To find the coordinates of the vertex you can use:
x = -b/2a
y = f(-b/2a)
for your equation:
y = -x^2 + 2x + 8
x = -2/-2 = 1
y(1) = -1 + 2 + 8 = 9 => so your equation has a vertex at(1 , 9), which gives you a maximum at y=9 and not y = 6, therefore the equation is completely incorrect!
Edit: The above answer uses differentiation, an advanced level technique, to identify the value of x at the minimum/maximum point in the curve. Although this is a valid option, it is not something taught at an elementary level so cannot possibly be used in answer to a GCSE level question. By observing the symmetry of the parabolic curve, we can arrive at the same conclusion without depending on the fact that the gradient at that point (the first differential) must be zero.
1.
x intercepts at -2 and 4, so y = 0 at (x = -2 and x = 4)
so parabola is of the form:
y = A * (x + 2) * (x - 4)
To find A:
By symmetry, the maximum / minimum value of y must be at a value of x half way between the zero crossings (the points there it crosses the x axis).
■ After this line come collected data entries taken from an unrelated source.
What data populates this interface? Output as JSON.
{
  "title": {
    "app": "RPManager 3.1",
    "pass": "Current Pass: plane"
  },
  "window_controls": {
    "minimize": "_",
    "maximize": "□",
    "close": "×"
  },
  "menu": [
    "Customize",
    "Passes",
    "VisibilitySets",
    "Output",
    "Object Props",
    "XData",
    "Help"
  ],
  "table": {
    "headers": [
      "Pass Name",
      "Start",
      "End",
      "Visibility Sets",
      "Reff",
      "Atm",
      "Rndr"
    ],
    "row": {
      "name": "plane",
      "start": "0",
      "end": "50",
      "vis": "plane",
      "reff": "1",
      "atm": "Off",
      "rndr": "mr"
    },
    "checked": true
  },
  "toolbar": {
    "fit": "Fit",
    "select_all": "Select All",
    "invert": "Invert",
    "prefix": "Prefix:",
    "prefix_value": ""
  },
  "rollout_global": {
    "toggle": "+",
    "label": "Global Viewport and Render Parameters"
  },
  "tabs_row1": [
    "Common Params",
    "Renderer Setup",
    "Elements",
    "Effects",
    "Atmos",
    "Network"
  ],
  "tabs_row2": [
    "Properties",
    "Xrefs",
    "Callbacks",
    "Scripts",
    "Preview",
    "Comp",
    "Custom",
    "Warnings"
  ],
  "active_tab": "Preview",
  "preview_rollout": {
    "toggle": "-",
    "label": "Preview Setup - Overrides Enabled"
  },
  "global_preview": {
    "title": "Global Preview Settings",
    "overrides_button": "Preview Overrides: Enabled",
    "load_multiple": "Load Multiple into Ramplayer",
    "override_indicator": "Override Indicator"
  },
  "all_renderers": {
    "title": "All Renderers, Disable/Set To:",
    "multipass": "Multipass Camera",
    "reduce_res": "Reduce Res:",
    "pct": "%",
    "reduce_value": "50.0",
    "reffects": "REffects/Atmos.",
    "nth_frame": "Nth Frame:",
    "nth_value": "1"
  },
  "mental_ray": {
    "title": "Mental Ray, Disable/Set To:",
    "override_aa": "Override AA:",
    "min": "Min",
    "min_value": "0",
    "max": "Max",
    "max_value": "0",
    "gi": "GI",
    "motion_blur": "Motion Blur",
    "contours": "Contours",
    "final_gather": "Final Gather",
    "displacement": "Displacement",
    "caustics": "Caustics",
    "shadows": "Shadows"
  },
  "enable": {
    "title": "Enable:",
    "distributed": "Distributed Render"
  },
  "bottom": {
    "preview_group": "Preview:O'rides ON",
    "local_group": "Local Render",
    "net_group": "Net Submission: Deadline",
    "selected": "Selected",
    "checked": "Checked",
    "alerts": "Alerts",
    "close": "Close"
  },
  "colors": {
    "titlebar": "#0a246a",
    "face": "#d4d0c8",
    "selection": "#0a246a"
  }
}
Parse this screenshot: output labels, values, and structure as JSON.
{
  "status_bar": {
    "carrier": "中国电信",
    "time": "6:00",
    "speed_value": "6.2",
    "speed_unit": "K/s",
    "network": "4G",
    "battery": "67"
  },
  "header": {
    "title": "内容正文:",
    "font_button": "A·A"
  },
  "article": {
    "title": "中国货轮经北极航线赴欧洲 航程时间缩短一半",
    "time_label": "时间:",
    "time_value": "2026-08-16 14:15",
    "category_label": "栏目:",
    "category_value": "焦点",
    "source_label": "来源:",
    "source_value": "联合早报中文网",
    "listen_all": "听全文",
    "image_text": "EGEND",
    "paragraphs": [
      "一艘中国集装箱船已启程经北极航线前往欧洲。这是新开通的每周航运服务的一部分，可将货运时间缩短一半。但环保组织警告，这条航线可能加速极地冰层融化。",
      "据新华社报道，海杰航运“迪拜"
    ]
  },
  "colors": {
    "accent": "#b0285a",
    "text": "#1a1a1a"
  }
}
Therefore the maximum value of y must be at x = (-2 + 4) / 2 = 1
at x = 1, y = A * (1 + 2) * (1 - 4)
y = A * 3 * (-3)
y = A * (-9)
A = - y / 9
the maximum value of y is 6, so
A = - 6 / 9
A = -2/3
Substituting back into the original equation we have
y = -2/3 * (x + 2) * (x - 4)
y = - 2/3x^2 + 4/3x + 16/3
2)
y = A * (x + 2) * (x - 3)
at minimum value of y, x = (-2 + 3) / 2 = 1/2
y = A * (1/2 + 2) * (1/2 - 3)
y = A * (5/2) * (-5/2)
the minimum value of y is -5 so
-5 = A * (- 25 / 4)
A = 4 / 5
Substitute back into original equation
y = 4/5 * (x + 2) * (x - 3)
y = 4/5 x^2 - 4/5 * x - 24/5
3)
y = A * (x + 6) * x
max point at x = (-6 + 0) / 2 = -3
y = A * (-3 + 6) * -3
y = A * (-9)
A = y / (-9)
max point at y = 9
A = 9 / (-9)
A = -1
substituting back into original equation
y = -1 * (x + 6) * x
y = -x^2 - 6x
Edit: fixed answer to Q1 (copying errors)